Is the poem obscure? In one sense it is, in that it does need some research to identify the event. But close examination of the poem opens up clues to some of the solution. The pored grey surface as a destination and the mention of spider legs may trigger some memories in some of the older readers. The phrase "guys about to turn blue" and "breathe again" may offer some clues as well. Try using an internet search to identify them and the event is quite quickly revealed. It does require effort as I have crafted the phrases to not reveal the context immediately but to allow the searcher to discover the meaning. But it should not be hard for the intended audience to achieve this, especially as the poem is published on the internet on the "52/250 A Year of Flash" blog under the theme "Long Distance" - another clue to the meaning - and not as hard copy.
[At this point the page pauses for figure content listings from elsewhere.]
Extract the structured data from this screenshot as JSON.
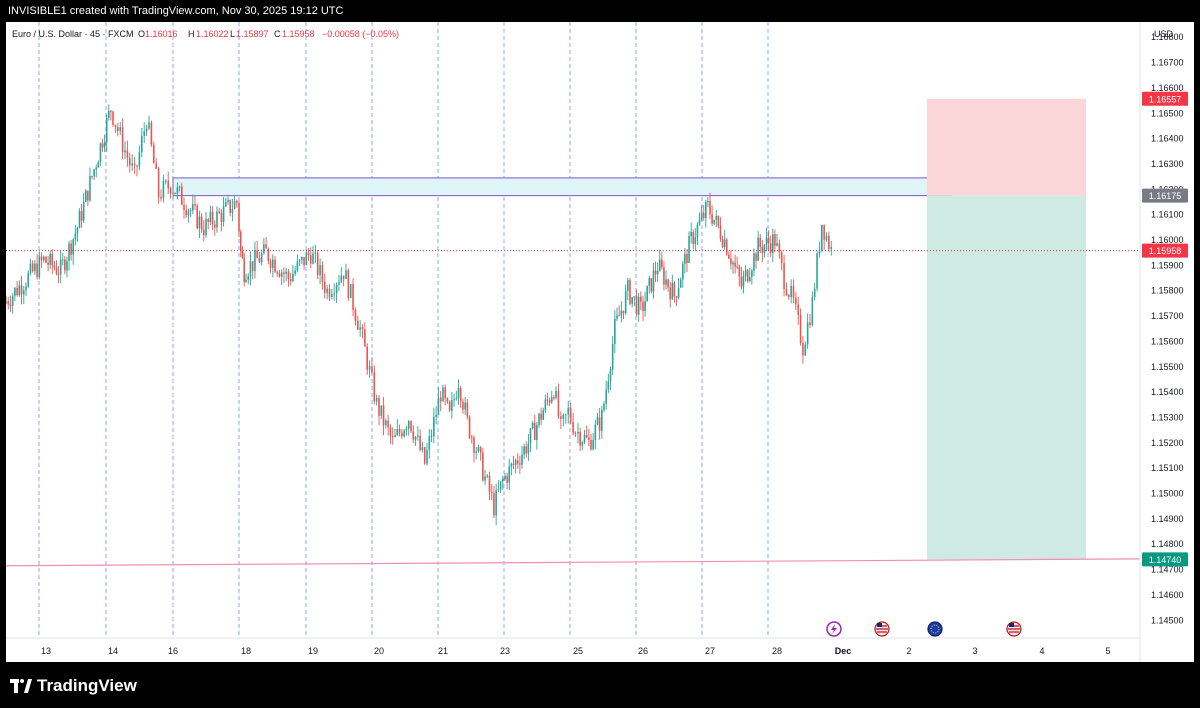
{
  "header": {
    "creator_line": "INVISIBLE1 created with TradingView.com, Nov 30, 2025 19:12 UTC"
  },
  "legend": {
    "symbol": "Euro / U.S. Dollar · 45 · FXCM",
    "o_label": "O",
    "o_value": "1.16016",
    "h_label": "H",
    "h_value": "1.16022",
    "l_label": "L",
    "l_value": "1.15897",
    "c_label": "C",
    "c_value": "1.15958",
    "change": "−0.00058 (−0.05%)"
  },
  "footer": {
    "brand": "TradingView"
  },
  "colors": {
    "up": "#26a69a",
    "down": "#ef5350",
    "vline": "#2962ff",
    "zone_fill": "#e0f5f7",
    "zone_border": "#7e57c2",
    "stop_fill": "#fbd6d8",
    "target_fill": "#cfe9e3",
    "stop_tag": "#f23645",
    "entry_tag": "#787b86",
    "target_tag": "#089981",
    "price_tag": "#f23645"
  },
  "chart_data": {
    "type": "candlestick",
    "symbol": "EURUSD",
    "timeframe": "45",
    "currency_label": "USD",
    "ylim": [
      1.1443,
      1.1686
    ],
    "y_ticks": [
      "1.16800",
      "1.16700",
      "1.16600",
      "1.16500",
      "1.16400",
      "1.16300",
      "1.16200",
      "1.16100",
      "1.16000",
      "1.15900",
      "1.15800",
      "1.15700",
      "1.15600",
      "1.15500",
      "1.15400",
      "1.15300",
      "1.15200",
      "1.15100",
      "1.15000",
      "1.14900",
      "1.14800",
      "1.14700",
      "1.14600",
      "1.14500"
    ],
    "x_ticks": [
      "13",
      "14",
      "16",
      "18",
      "19",
      "20",
      "21",
      "23",
      "25",
      "26",
      "27",
      "28",
      "Dec",
      "2",
      "3",
      "4",
      "5"
    ],
    "day_separators": [
      "13",
      "14",
      "16",
      "17",
      "18",
      "19",
      "20",
      "21",
      "22",
      "24",
      "25",
      "26",
      "27"
    ],
    "price_labels": [
      {
        "name": "stop",
        "value": "1.16557",
        "price": 1.16557
      },
      {
        "name": "entry",
        "value": "1.16175",
        "price": 1.16175
      },
      {
        "name": "current",
        "value": "1.15958",
        "price": 1.15958
      },
      {
        "name": "target",
        "value": "1.14740",
        "price": 1.1474
      }
    ],
    "supply_zone": {
      "top": 1.16245,
      "bottom": 1.16175,
      "from": "Nov 16",
      "to": "Dec 2"
    },
    "short_position": {
      "entry": 1.16175,
      "stop": 1.16557,
      "target": 1.1474,
      "from": "Dec 2",
      "to": "Dec 4"
    },
    "horizontal_line": {
      "left_price": 1.14715,
      "right_price": 1.14742
    },
    "current_price": 1.15958,
    "price_path": [
      {
        "date": "Nov 12",
        "price": 1.1575
      },
      {
        "date": "Nov 13",
        "price": 1.1592
      },
      {
        "date": "Nov 13",
        "price": 1.1588
      },
      {
        "date": "Nov 13",
        "price": 1.1605
      },
      {
        "date": "Nov 13",
        "price": 1.1628
      },
      {
        "date": "Nov 14",
        "price": 1.1652
      },
      {
        "date": "Nov 14",
        "price": 1.1638
      },
      {
        "date": "Nov 14",
        "price": 1.1625
      },
      {
        "date": "Nov 14",
        "price": 1.1648
      },
      {
        "date": "Nov 14",
        "price": 1.1618
      },
      {
        "date": "Nov 16",
        "price": 1.1622
      },
      {
        "date": "Nov 16",
        "price": 1.1605
      },
      {
        "date": "Nov 17",
        "price": 1.1615
      },
      {
        "date": "Nov 17",
        "price": 1.1595
      },
      {
        "date": "Nov 18",
        "price": 1.1588
      },
      {
        "date": "Nov 18",
        "price": 1.1595
      },
      {
        "date": "Nov 18",
        "price": 1.1585
      },
      {
        "date": "Nov 19",
        "price": 1.1595
      },
      {
        "date": "Nov 19",
        "price": 1.158
      },
      {
        "date": "Nov 19",
        "price": 1.1588
      },
      {
        "date": "Nov 19",
        "price": 1.1565
      },
      {
        "date": "Nov 20",
        "price": 1.1535
      },
      {
        "date": "Nov 20",
        "price": 1.152
      },
      {
        "date": "Nov 20",
        "price": 1.153
      },
      {
        "date": "Nov 20",
        "price": 1.1512
      },
      {
        "date": "Nov 21",
        "price": 1.154
      },
      {
        "date": "Nov 21",
        "price": 1.153
      },
      {
        "date": "Nov 21",
        "price": 1.1545
      },
      {
        "date": "Nov 21",
        "price": 1.1528
      },
      {
        "date": "Nov 21",
        "price": 1.1518
      },
      {
        "date": "Nov 21",
        "price": 1.1506
      },
      {
        "date": "Nov 21",
        "price": 1.1495
      },
      {
        "date": "Nov 23",
        "price": 1.1505
      },
      {
        "date": "Nov 23",
        "price": 1.152
      },
      {
        "date": "Nov 24",
        "price": 1.1542
      },
      {
        "date": "Nov 24",
        "price": 1.1525
      },
      {
        "date": "Nov 24",
        "price": 1.1532
      },
      {
        "date": "Nov 25",
        "price": 1.1525
      },
      {
        "date": "Nov 25",
        "price": 1.152
      },
      {
        "date": "Nov 25",
        "price": 1.153
      },
      {
        "date": "Nov 25",
        "price": 1.1565
      },
      {
        "date": "Nov 25",
        "price": 1.158
      },
      {
        "date": "Nov 26",
        "price": 1.1572
      },
      {
        "date": "Nov 26",
        "price": 1.159
      },
      {
        "date": "Nov 26",
        "price": 1.1578
      },
      {
        "date": "Nov 26",
        "price": 1.16
      },
      {
        "date": "Nov 27",
        "price": 1.1613
      },
      {
        "date": "Nov 27",
        "price": 1.16
      },
      {
        "date": "Nov 27",
        "price": 1.1582
      },
      {
        "date": "Nov 27",
        "price": 1.1597
      },
      {
        "date": "Nov 28",
        "price": 1.16
      },
      {
        "date": "Nov 28",
        "price": 1.1585
      },
      {
        "date": "Nov 28",
        "price": 1.1575
      },
      {
        "date": "Nov 28",
        "price": 1.1558
      },
      {
        "date": "Nov 28",
        "price": 1.1575
      },
      {
        "date": "Nov 28",
        "price": 1.1607
      },
      {
        "date": "Nov 28",
        "price": 1.1596
      }
    ]
  }
}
Is the obscurity deliberate? Most certainly. If it was not, the poem would be out of control. While out-of-controlness might not always be a bad thing, it does not reflect well on the craft of the writer. I would not say a poem should always be so restricted as to defy any flexibility in reading or interpretation, but I do believe the writer should engineer the space. Unintended opacity is, in my opinion, a defect in a poem and should be tackled. It reflects that the audience is either the wrong audience for the poem, the poem is the wrong poem for a given audience or the writer does not offer sufficient respect to the poem or the intended audience. Its no less wrong than a single slug in a restaurant salad.
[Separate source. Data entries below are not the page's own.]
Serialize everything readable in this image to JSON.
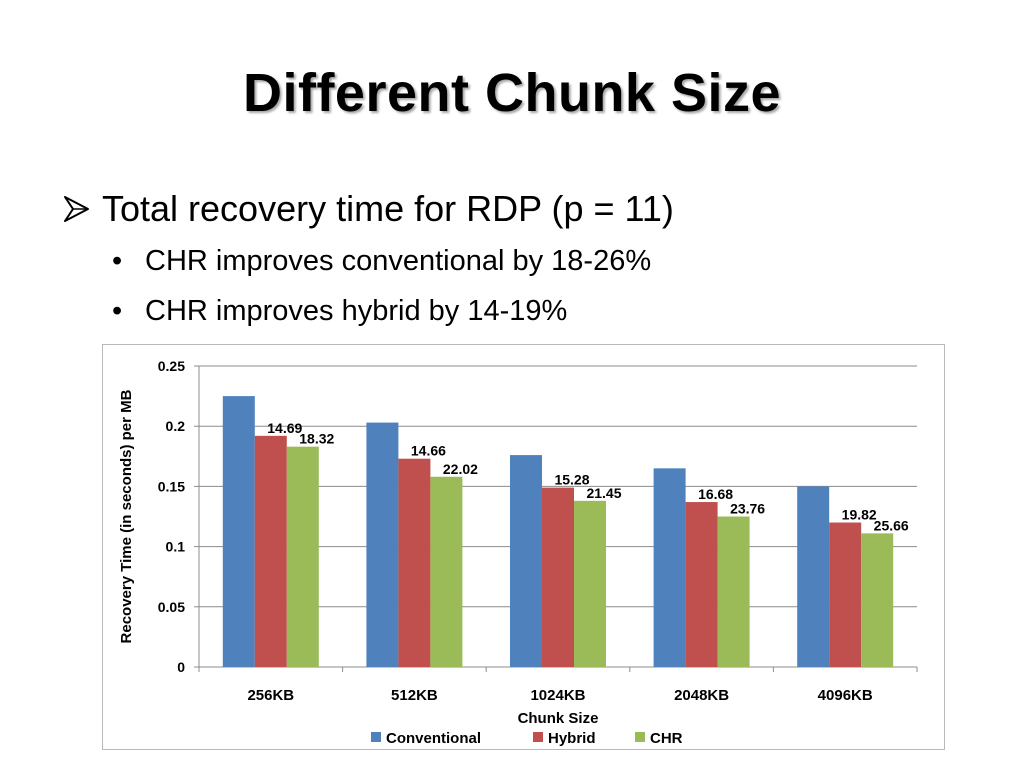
{
  "slide": {
    "title": "Different Chunk Size",
    "bullet_main": "Total recovery time for RDP (p = 11)",
    "bullets_sub": [
      "CHR improves conventional by 18-26%",
      "CHR improves hybrid by 14-19%"
    ],
    "sub_bullet_glyph": "•",
    "main_bullet_icon": "arrow-bullet-icon"
  },
  "chart_data": {
    "type": "bar",
    "title": "",
    "xlabel": "Chunk Size",
    "ylabel": "Recovery   Time (in seconds) per MB",
    "ylim": [
      0,
      0.25
    ],
    "yticks": [
      "0",
      "0.05",
      "0.1",
      "0.15",
      "0.2",
      "0.25"
    ],
    "grid": true,
    "legend_position": "bottom",
    "categories": [
      "256KB",
      "512KB",
      "1024KB",
      "2048KB",
      "4096KB"
    ],
    "series": [
      {
        "name": "Conventional",
        "color": "#4f81bd",
        "values": [
          0.225,
          0.203,
          0.176,
          0.165,
          0.15
        ],
        "labels": [
          "",
          "",
          "",
          "",
          ""
        ]
      },
      {
        "name": "Hybrid",
        "color": "#c0504d",
        "values": [
          0.192,
          0.173,
          0.149,
          0.137,
          0.12
        ],
        "labels": [
          "14.69",
          "14.66",
          "15.28",
          "16.68",
          "19.82"
        ]
      },
      {
        "name": "CHR",
        "color": "#9bbb59",
        "values": [
          0.183,
          0.158,
          0.138,
          0.125,
          0.111
        ],
        "labels": [
          "18.32",
          "22.02",
          "21.45",
          "23.76",
          "25.66"
        ]
      }
    ]
  }
}
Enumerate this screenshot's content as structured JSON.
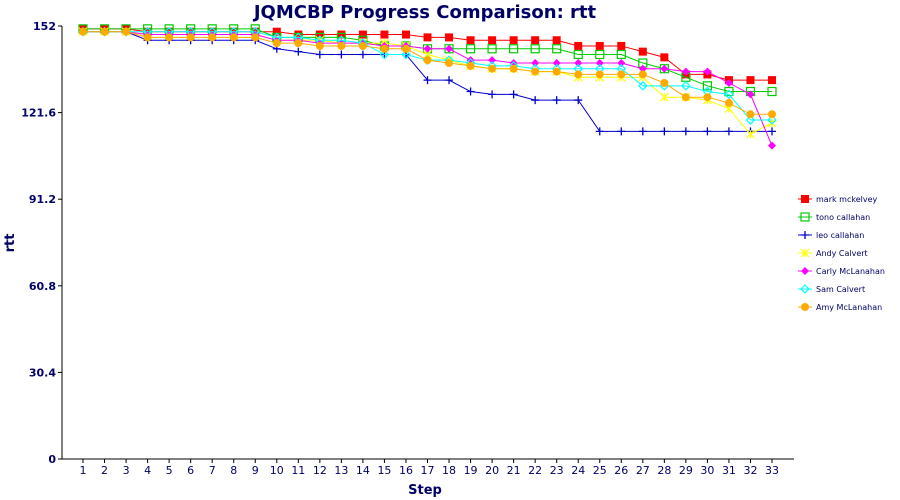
{
  "chart_data": {
    "type": "line",
    "title": "JQMCBP Progress Comparison: rtt",
    "xlabel": "Step",
    "ylabel": "rtt",
    "ylim": [
      0,
      152
    ],
    "yticks": [
      0,
      30.4,
      60.8,
      91.2,
      121.6,
      152
    ],
    "ytick_labels": [
      "0",
      "30.4",
      "60.8",
      "91.2",
      "121.6",
      "152"
    ],
    "x": [
      1,
      2,
      3,
      4,
      5,
      6,
      7,
      8,
      9,
      10,
      11,
      12,
      13,
      14,
      15,
      16,
      17,
      18,
      19,
      20,
      21,
      22,
      23,
      24,
      25,
      26,
      27,
      28,
      29,
      30,
      31,
      32,
      33
    ],
    "grid": false,
    "legend_position": "right",
    "series": [
      {
        "name": "mark mckelvey",
        "color": "#ff0000",
        "marker": "square-filled",
        "values": [
          151,
          151,
          151,
          150,
          150,
          150,
          150,
          150,
          150,
          150,
          149,
          149,
          149,
          149,
          149,
          149,
          148,
          148,
          147,
          147,
          147,
          147,
          147,
          145,
          145,
          145,
          143,
          141,
          135,
          135,
          133,
          133,
          133
        ]
      },
      {
        "name": "tono callahan",
        "color": "#00cc00",
        "marker": "square-open",
        "values": [
          151,
          151,
          151,
          151,
          151,
          151,
          151,
          151,
          151,
          148,
          148,
          148,
          148,
          147,
          145,
          145,
          144,
          144,
          144,
          144,
          144,
          144,
          144,
          142,
          142,
          142,
          139,
          137,
          134,
          131,
          129,
          129,
          129
        ]
      },
      {
        "name": "leo callahan",
        "color": "#0000cc",
        "marker": "plus",
        "values": [
          150,
          150,
          150,
          147,
          147,
          147,
          147,
          147,
          147,
          144,
          143,
          142,
          142,
          142,
          142,
          142,
          133,
          133,
          129,
          128,
          128,
          126,
          126,
          126,
          115,
          115,
          115,
          115,
          115,
          115,
          115,
          115,
          115
        ]
      },
      {
        "name": "Andy Calvert",
        "color": "#ffff00",
        "marker": "cross",
        "values": [
          150,
          150,
          150,
          149,
          149,
          149,
          149,
          149,
          149,
          147,
          147,
          147,
          146,
          146,
          146,
          145,
          142,
          140,
          138,
          137,
          137,
          136,
          136,
          134,
          134,
          134,
          134,
          127,
          127,
          126,
          123,
          114,
          118
        ]
      },
      {
        "name": "Carly McLanahan",
        "color": "#ff00ff",
        "marker": "diamond-filled",
        "values": [
          150,
          150,
          150,
          149,
          149,
          149,
          149,
          149,
          149,
          147,
          147,
          146,
          146,
          146,
          145,
          145,
          144,
          144,
          140,
          140,
          139,
          139,
          139,
          139,
          139,
          139,
          137,
          137,
          136,
          136,
          132,
          128,
          110
        ]
      },
      {
        "name": "Sam Calvert",
        "color": "#00ffff",
        "marker": "diamond-open",
        "values": [
          150,
          150,
          150,
          150,
          150,
          150,
          150,
          150,
          150,
          148,
          148,
          147,
          147,
          146,
          142,
          142,
          140,
          140,
          139,
          138,
          138,
          137,
          137,
          137,
          137,
          137,
          131,
          131,
          131,
          129,
          128,
          119,
          119
        ]
      },
      {
        "name": "Amy McLanahan",
        "color": "#ffaa00",
        "marker": "circle-filled",
        "values": [
          150,
          150,
          150,
          148,
          148,
          148,
          148,
          148,
          148,
          146,
          146,
          145,
          145,
          145,
          144,
          144,
          140,
          139,
          138,
          137,
          137,
          136,
          136,
          135,
          135,
          135,
          135,
          132,
          127,
          127,
          125,
          121,
          121
        ]
      }
    ]
  }
}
Is this "obscurity" justifiable? Perhaps not, but sometimes a poem should not immediately reveal itself. Sometimes a rather prosaic event becomes interesting simply because it does not reveal its context immediately. I hope the language hooks the reader with phrases such as "Looks so interesting, so dangerous" and "a risk of irreversible/Landing" and encourages the path of discovery. I hope making the poem less explicit than it might be allows the imagination to work more effectively and for the subject to be enhanced by the links to possible interpretations that enhance the readers understanding. In other words, the writing should encourage the reader to imaginatively focus down to the event, rather than restricting the imagination to just the event. Does this prevent the poem from having meaning (whatever that may be)? I think it can give a poem an expanded meaning. It simply places some of the creative process onto the audience as well as the poet, and I believe this can be beneficial. Of course the writer can reveal all the secrets at once, but that can be destructive.
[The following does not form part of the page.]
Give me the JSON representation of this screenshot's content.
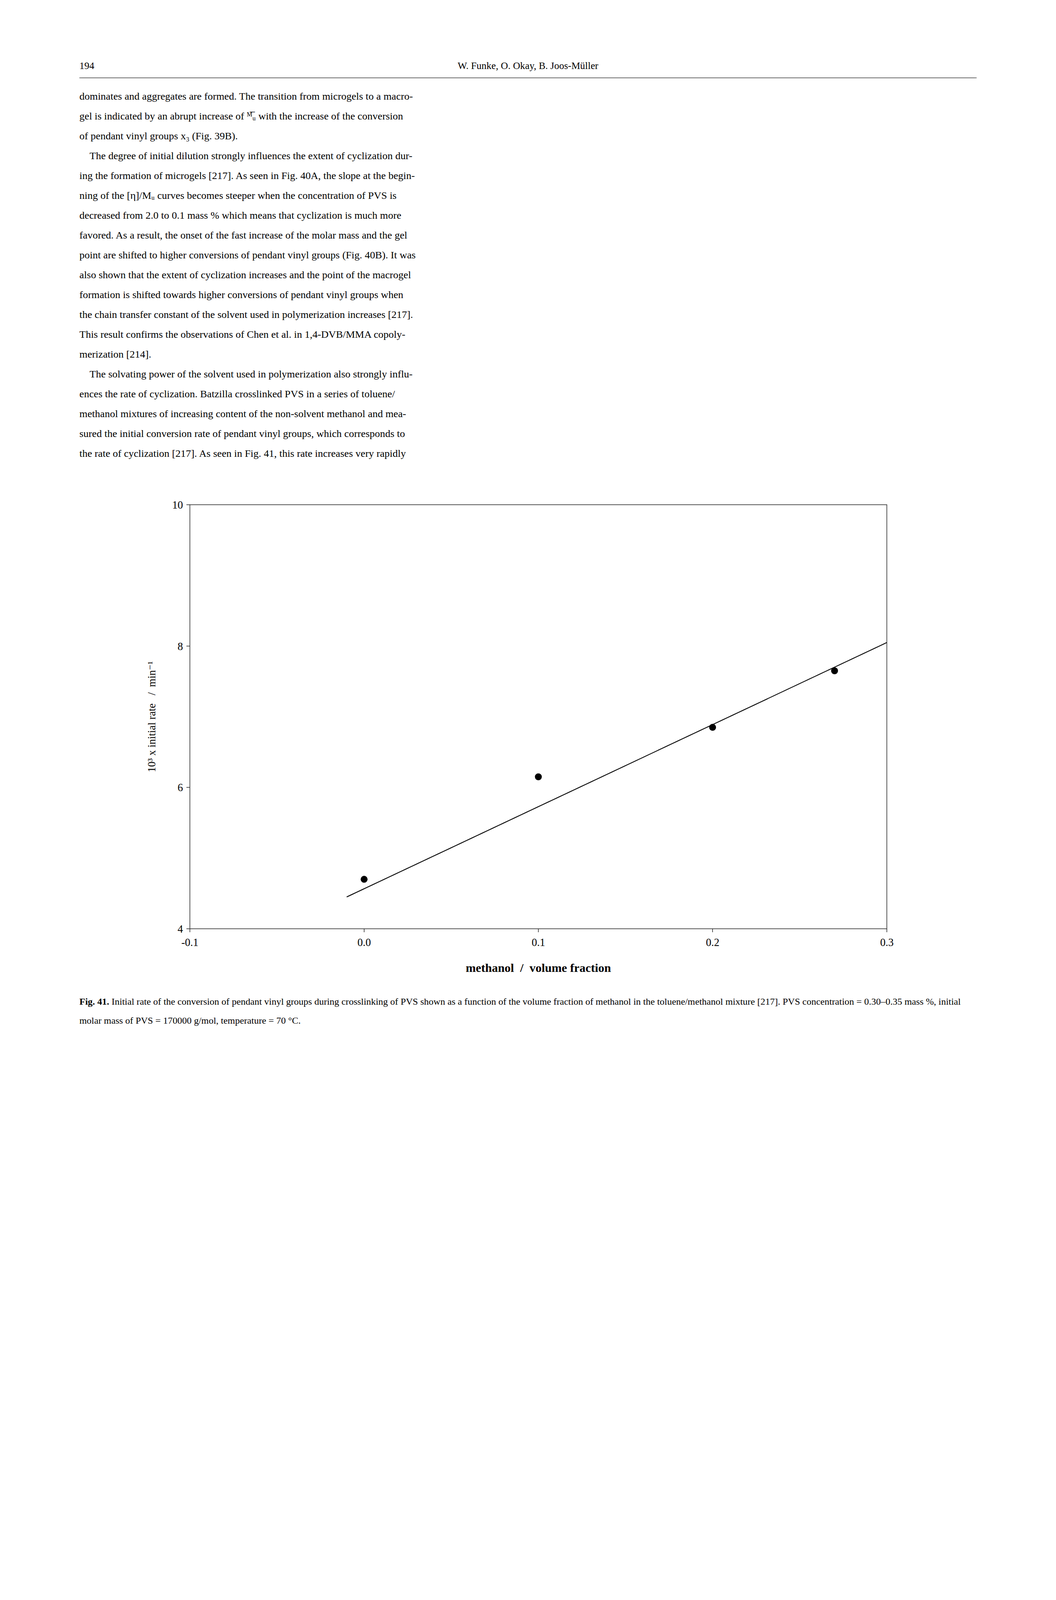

In "52/250 A Year of Flash", further information is added to the poem in the epigraph. I now regret this. I believe it has compromised the readers path of discovery. If the poem is not worth thinking about it is better left alone, The poem could have been made considerably more obvious in its context by replacing the word "holes". I chose not to do this as a conscious decision simply because it would make the context very obvious, perhaps the equivalent of putting any interpretation into a straitjacket. If the poem has value, it is worth researching. I hope the reader of this poem not only finds value in the written words and structure, but also in discovering that a well-known event in history which has become taken for granted has an interest beyond the bare facts - the "science" - and has a beauty and a thrill that is art. I also hope the path to discovery is a rewarding adventure.